There might be something wrong with your solar+battery set up Steve or fridge. Make sure your solar regulator really is an MPPT unit and not just a pretend one. Lugging an LPG bomb is something too scary for me. Both my previous boats had one and I took them off.
What model Waeco is it?
the waeco is a CF40. works very well when the batteries are full. However i started with only a 40ah battery and a 40watt panel. i then got a 120ah battery. Shortly afterwards my panel fried. if i plug the fridge into AC it works perfectly and it worked really well at the start when the batteries were full. Since the panel fried, my only way to charge the batteries have been through the outboard motor. This works very well, but of course only when motoring. So lately ive not been using the fridge at all except as an esky. Ive got a really great massive esky (80L) which ive now put on the companion way space in place of the steps. Ive put Paddle board grip on the top of it and its sooo good. Easy access to food etc and better than steps. At Pittwater for easter i had 4 2L plastic bottles with frozen ice and i still had Iced bottles 4 days later.
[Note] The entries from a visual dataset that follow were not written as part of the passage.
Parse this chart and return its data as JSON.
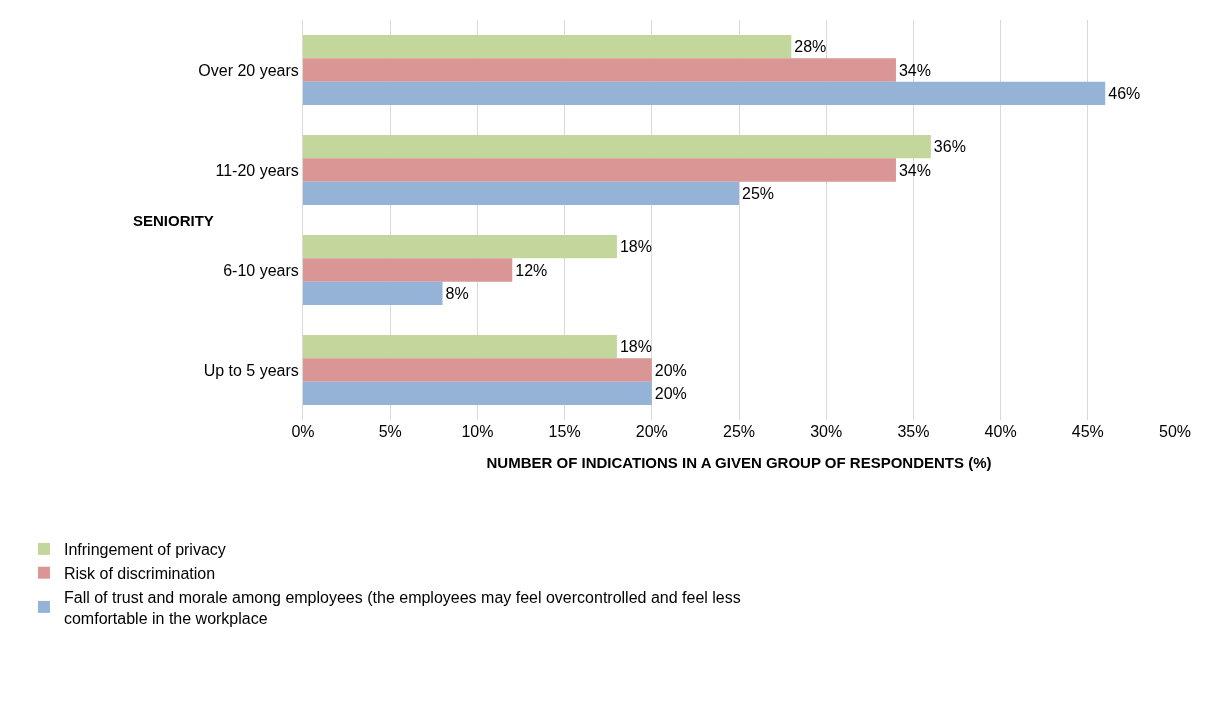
{
  "chart_data": {
    "type": "bar",
    "orientation": "horizontal",
    "xlabel": "NUMBER OF INDICATIONS IN A GIVEN GROUP OF RESPONDENTS (%)",
    "ylabel": "SENIORITY",
    "categories": [
      "Over 20 years",
      "11-20 years",
      "6-10 years",
      "Up to 5 years"
    ],
    "series": [
      {
        "name": "Infringement of privacy",
        "color": "#c3d69b",
        "values": [
          28,
          36,
          18,
          18
        ],
        "value_labels": [
          "28%",
          "36%",
          "18%",
          "18%"
        ]
      },
      {
        "name": "Risk of discrimination",
        "color": "#d99694",
        "values": [
          34,
          34,
          12,
          20
        ],
        "value_labels": [
          "34%",
          "34%",
          "12%",
          "20%"
        ]
      },
      {
        "name": "Fall of trust and morale among employees (the employees may feel overcontrolled and feel less comfortable in the workplace",
        "color": "#95b3d7",
        "values": [
          46,
          25,
          8,
          20
        ],
        "value_labels": [
          "46%",
          "25%",
          "8%",
          "20%"
        ]
      }
    ],
    "xlim": [
      0,
      50
    ],
    "xticks": [
      {
        "value": 0,
        "label": "0%"
      },
      {
        "value": 5,
        "label": "5%"
      },
      {
        "value": 10,
        "label": "10%"
      },
      {
        "value": 15,
        "label": "15%"
      },
      {
        "value": 20,
        "label": "20%"
      },
      {
        "value": 25,
        "label": "25%"
      },
      {
        "value": 30,
        "label": "30%"
      },
      {
        "value": 35,
        "label": "35%"
      },
      {
        "value": 40,
        "label": "40%"
      },
      {
        "value": 45,
        "label": "45%"
      },
      {
        "value": 50,
        "label": "50%"
      }
    ],
    "grid": "x",
    "legend": "bottom left"
  }
}
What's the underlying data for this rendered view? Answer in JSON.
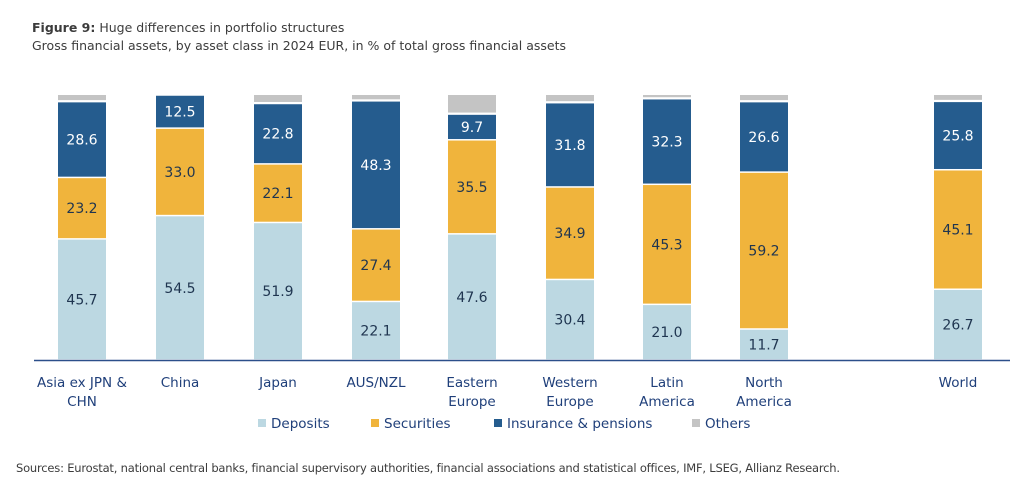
{
  "figure_label": "Figure 9:",
  "title": "Huge differences in portfolio structures",
  "subtitle": "Gross financial assets, by asset class in 2024 EUR, in % of total gross financial assets",
  "source": "Sources: Eurostat, national central banks, financial supervisory authorities, financial associations and statistical offices, IMF, LSEG, Allianz Research.",
  "chart_data": {
    "type": "bar",
    "stacked": true,
    "title": "Huge differences in portfolio structures",
    "subtitle": "Gross financial assets, by asset class in 2024 EUR, in % of total gross financial assets",
    "xlabel": "",
    "ylabel": "% of total gross financial assets",
    "ylim": [
      0,
      100
    ],
    "grid": false,
    "legend_position": "bottom",
    "categories": [
      [
        "Asia ex JPN &",
        "CHN"
      ],
      [
        "China"
      ],
      [
        "Japan"
      ],
      [
        "AUS/NZL"
      ],
      [
        "Eastern",
        "Europe"
      ],
      [
        "Western",
        "Europe"
      ],
      [
        "Latin",
        "America"
      ],
      [
        "North",
        "America"
      ],
      [
        "World"
      ]
    ],
    "series": [
      {
        "name": "Deposits",
        "color": "#bcd8e2",
        "label_color": "#1f3550",
        "values": [
          45.7,
          54.5,
          51.9,
          22.1,
          47.6,
          30.4,
          21.0,
          11.7,
          26.7
        ],
        "show_labels": true
      },
      {
        "name": "Securities",
        "color": "#f0b43c",
        "label_color": "#1f3550",
        "values": [
          23.2,
          33.0,
          22.1,
          27.4,
          35.5,
          34.9,
          45.3,
          59.2,
          45.1
        ],
        "show_labels": true
      },
      {
        "name": "Insurance & pensions",
        "color": "#255c8e",
        "label_color": "#ffffff",
        "values": [
          28.6,
          12.5,
          22.8,
          48.3,
          9.7,
          31.8,
          32.3,
          26.6,
          25.8
        ],
        "show_labels": true
      },
      {
        "name": "Others",
        "color": "#c4c4c4",
        "label_color": "#1f3550",
        "values": [
          2.5,
          0.0,
          3.2,
          2.2,
          7.2,
          2.9,
          1.4,
          2.5,
          2.4
        ],
        "show_labels": false
      }
    ],
    "axis_color": "#2c4f8a"
  }
}
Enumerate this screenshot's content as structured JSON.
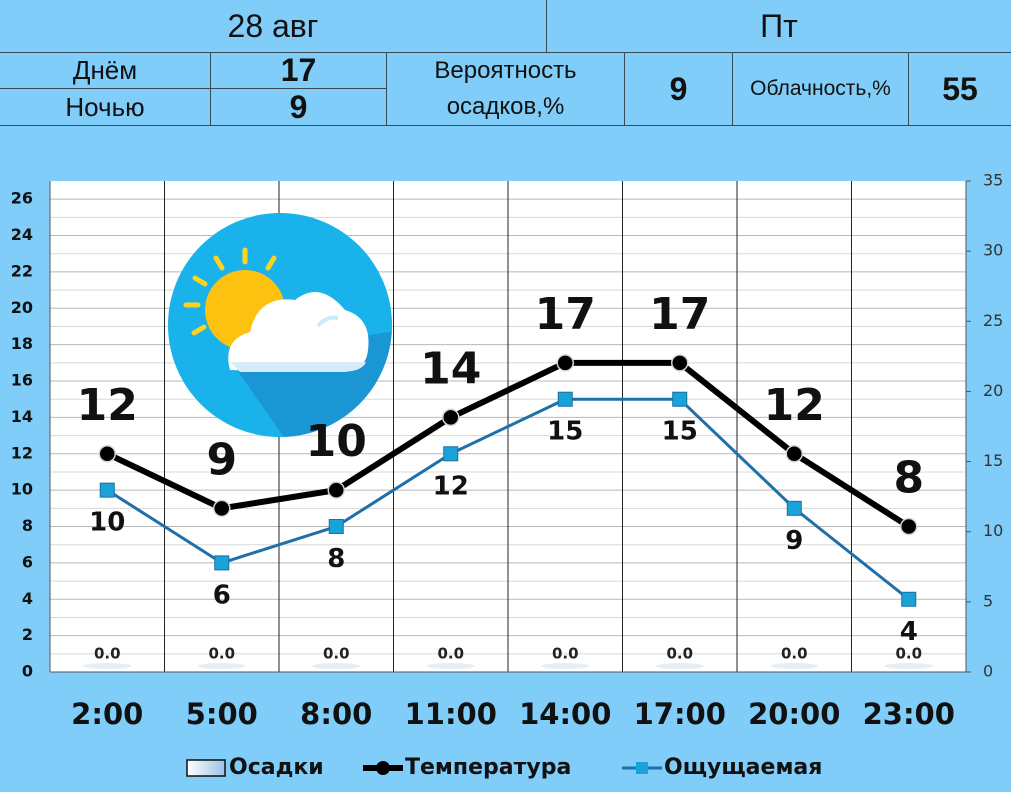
{
  "header": {
    "date": "28 авг",
    "weekday": "Пт",
    "day": {
      "label": "Днём",
      "value": "17"
    },
    "night": {
      "label": "Ночью",
      "value": "9"
    },
    "precipitation": {
      "label": "Вероятность осадков,%",
      "value": "9"
    },
    "cloudiness": {
      "label": "Облачность,%",
      "value": "55"
    }
  },
  "chart_data": {
    "type": "line",
    "categories": [
      "2:00",
      "5:00",
      "8:00",
      "11:00",
      "14:00",
      "17:00",
      "20:00",
      "23:00"
    ],
    "series": [
      {
        "name": "Осадки",
        "type": "bar",
        "axis": "y2",
        "color": "#e3eef7",
        "values": [
          0,
          0,
          0,
          0,
          0,
          0,
          0,
          0
        ],
        "value_labels": [
          "0.0",
          "0.0",
          "0.0",
          "0.0",
          "0.0",
          "0.0",
          "0.0",
          "0.0"
        ]
      },
      {
        "name": "Температура",
        "type": "line",
        "marker": "circle",
        "color": "#000000",
        "values": [
          12,
          9,
          10,
          14,
          17,
          17,
          12,
          8
        ]
      },
      {
        "name": "Ощущаемая",
        "type": "line",
        "marker": "square",
        "color": "#1f6fa8",
        "marker_color": "#1aa3d9",
        "values": [
          10,
          6,
          8,
          12,
          15,
          15,
          9,
          4
        ]
      }
    ],
    "ylim": [
      0,
      27
    ],
    "yticks": [
      0,
      2,
      4,
      6,
      8,
      10,
      12,
      14,
      16,
      18,
      20,
      22,
      24,
      26
    ],
    "y2lim": [
      0,
      35
    ],
    "y2ticks": [
      0,
      5,
      10,
      15,
      20,
      25,
      30,
      35
    ],
    "grid": true,
    "legend": "bottom"
  }
}
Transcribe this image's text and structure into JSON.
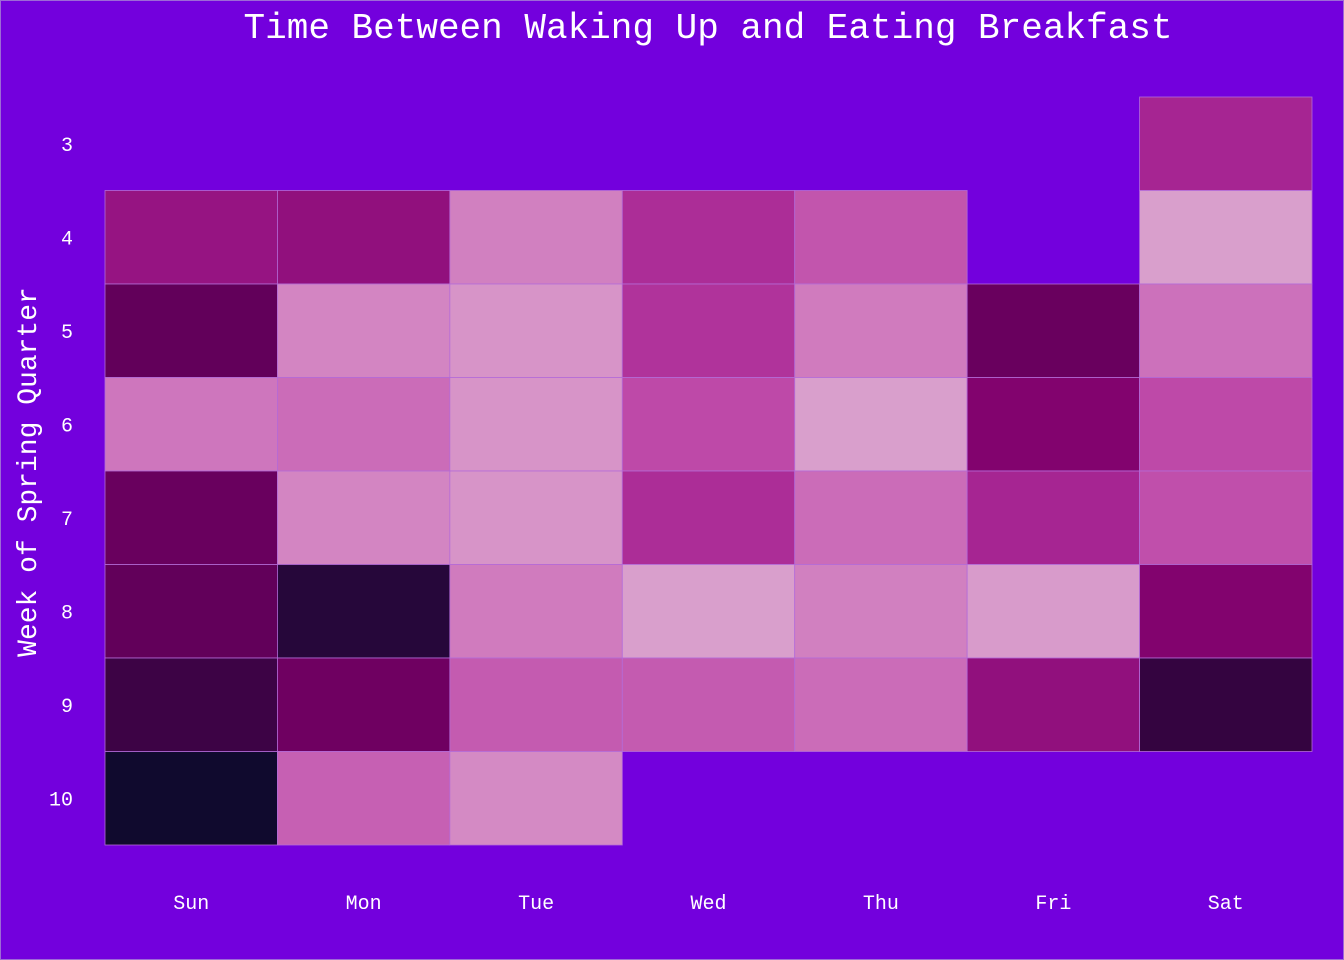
{
  "chart_data": {
    "type": "heatmap",
    "title": "Time Between Waking Up and Eating Breakfast",
    "xlabel": "",
    "ylabel": "Week of Spring Quarter",
    "categories": [
      "Sun",
      "Mon",
      "Tue",
      "Wed",
      "Thu",
      "Fri",
      "Sat"
    ],
    "y_categories": [
      "3",
      "4",
      "5",
      "6",
      "7",
      "8",
      "9",
      "10"
    ],
    "values": [
      [
        null,
        null,
        null,
        null,
        null,
        null,
        0.45
      ],
      [
        0.38,
        0.36,
        0.78,
        0.48,
        0.62,
        null,
        0.92
      ],
      [
        0.2,
        0.8,
        0.86,
        0.5,
        0.76,
        0.22,
        0.72
      ],
      [
        0.74,
        0.7,
        0.86,
        0.58,
        0.92,
        0.3,
        0.58
      ],
      [
        0.22,
        0.8,
        0.86,
        0.48,
        0.7,
        0.45,
        0.6
      ],
      [
        0.2,
        0.05,
        0.76,
        0.92,
        0.78,
        0.9,
        0.3
      ],
      [
        0.1,
        0.24,
        0.64,
        0.64,
        0.7,
        0.36,
        0.08
      ],
      [
        0.0,
        0.66,
        0.82,
        null,
        null,
        null,
        null
      ]
    ],
    "value_range": [
      0,
      1
    ],
    "colorscale": [
      "#100a2e",
      "#50004f",
      "#7e006a",
      "#a21f8e",
      "#bd47a7",
      "#cc70ba",
      "#d793c8",
      "#dbafd1"
    ],
    "grid": false,
    "legend": "none"
  },
  "colors": {
    "background": "#7300dd",
    "text": "#ffffff",
    "cell_border": "#b46bd8"
  }
}
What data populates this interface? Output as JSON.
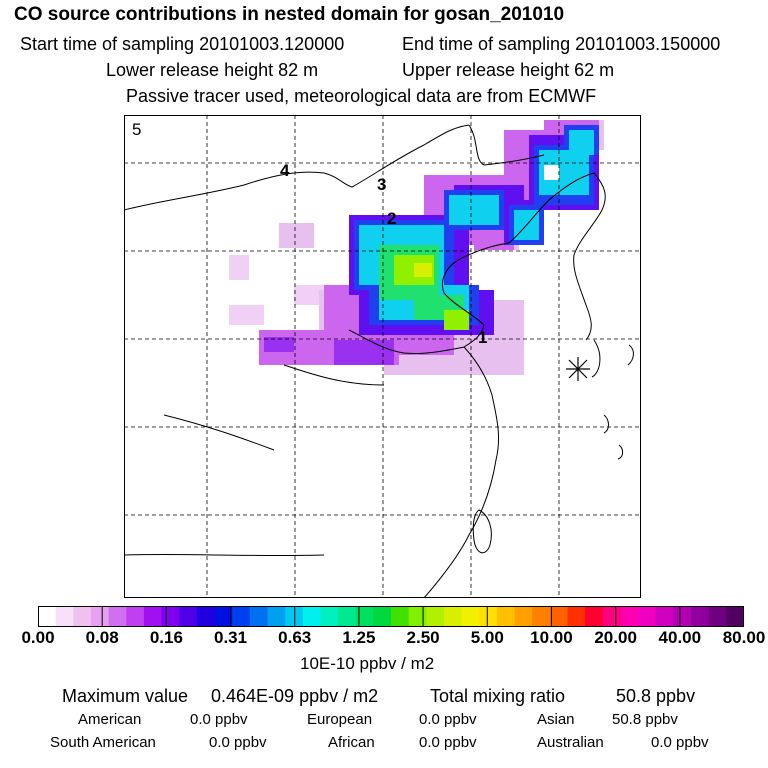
{
  "header": {
    "title": "CO  source contributions in nested domain for gosan_201010",
    "start_label": "Start time of sampling 20101003.120000",
    "end_label": "End time of sampling 20101003.150000",
    "lower_label": "Lower release height   82 m",
    "upper_label": "Upper release height   62 m",
    "note": "Passive tracer used, meteorological data are from ECMWF"
  },
  "map": {
    "panel_number": "5",
    "trajectory_labels": [
      "1",
      "2",
      "3",
      "4"
    ],
    "receptor": "gosan"
  },
  "colorbar": {
    "ticks": [
      "0.00",
      "0.08",
      "0.16",
      "0.31",
      "0.63",
      "1.25",
      "2.50",
      "5.00",
      "10.00",
      "20.00",
      "40.00",
      "80.00"
    ],
    "unit": "10E-10 ppbv / m2",
    "colors": [
      "#ffffff",
      "#f8e0f8",
      "#f0c0f0",
      "#e8a0f0",
      "#d070f0",
      "#c040f0",
      "#a010f0",
      "#8000f0",
      "#5000e8",
      "#2000e0",
      "#0010e0",
      "#0040f0",
      "#0070f0",
      "#00a0f0",
      "#00c8f0",
      "#00f0f0",
      "#00f0c0",
      "#00e890",
      "#00e060",
      "#00d840",
      "#40e000",
      "#80f000",
      "#b0f000",
      "#d8f000",
      "#f0f000",
      "#ffe000",
      "#ffc000",
      "#ffa000",
      "#ff8000",
      "#ff6000",
      "#ff3000",
      "#ff0030",
      "#ff0080",
      "#ff00b0",
      "#f000c0",
      "#d000c0",
      "#b000b0",
      "#9000a0",
      "#700080",
      "#500060"
    ]
  },
  "stats": {
    "max_label": "Maximum value",
    "max_value": "0.464E-09 ppbv / m2",
    "total_label": "Total mixing ratio",
    "total_value": "50.8 ppbv",
    "american_label": "American",
    "american_value": "0.0 ppbv",
    "european_label": "European",
    "european_value": "0.0 ppbv",
    "asian_label": "Asian",
    "asian_value": "50.8 ppbv",
    "south_american_label": "South American",
    "south_american_value": "0.0 ppbv",
    "african_label": "African",
    "african_value": "0.0 ppbv",
    "australian_label": "Australian",
    "australian_value": "0.0 ppbv"
  }
}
I need solar panels anyway and im leaning toward flexible ones as im really tryna keep weight down. No bimini frames, or superfluous things on deck. On Ebay there are some 100 W flexi panels that come with controllers.
i think the jacket for fridge is important because the fridge door doesnt seem to great in regards to being sealed. Walls of fridge quite thin as is the roof/door of fridge. Im glad for the tips regarding the lpg. i had a guy talking my ear off about them and how good they were and was ready to move on my fridge and replace with a 3 way one.
And ive got no panel ATM. the 40W panel had its own built inn regluator and when checking it one day it was fried.
So , not a good idea? Im yet to try fridge with bigger panels . Im not planning to use fridge constant but just freezimg bottles every 2 days to put in my great 80l esky
buy an ice maker.
So would it be worth the fridge having its own battery/solar set up separate from the main control panel?
That is what I was suggesting above. With a dedicated panel and battery for the fridge you should always have good batteries for ships power and engine starting.
I had a look at the CF40 manual, it says it draws 6A when its running. If its on 50% of the time that's an average of 3A which an average battery+solar should be able to handle when its sunny. But at night that 3A average adds up to a fair bit.
If theres 10 hours of darkness you've got 3A x 10 hours which is 30 amp hours. That will kill 1/3 of your batteries charge. If the battery wasnt fully charged in the first place it could flatten the battery. I looked on a camping forum and someone with a CF80 said theirs was running 50% of the time. But on the bright side, as long as the battery is good and charged every day a 100AH battery should be fine.
Have a listen to the fridge for a while if you are sitting near it and guestimate how much time its on versus how much time its off so you have a real knowledge of how much power its using. It makes the reason for good insulation instantly obvious!
You need to make sure the amps per hour you put into the battery exceeds what you take out later. The lighting circuit of an outboard is usually a bit low on amps, my Mariner was only good for 2A. That means it would need to run for 15 hours to get enough charge to run your fridge overnight.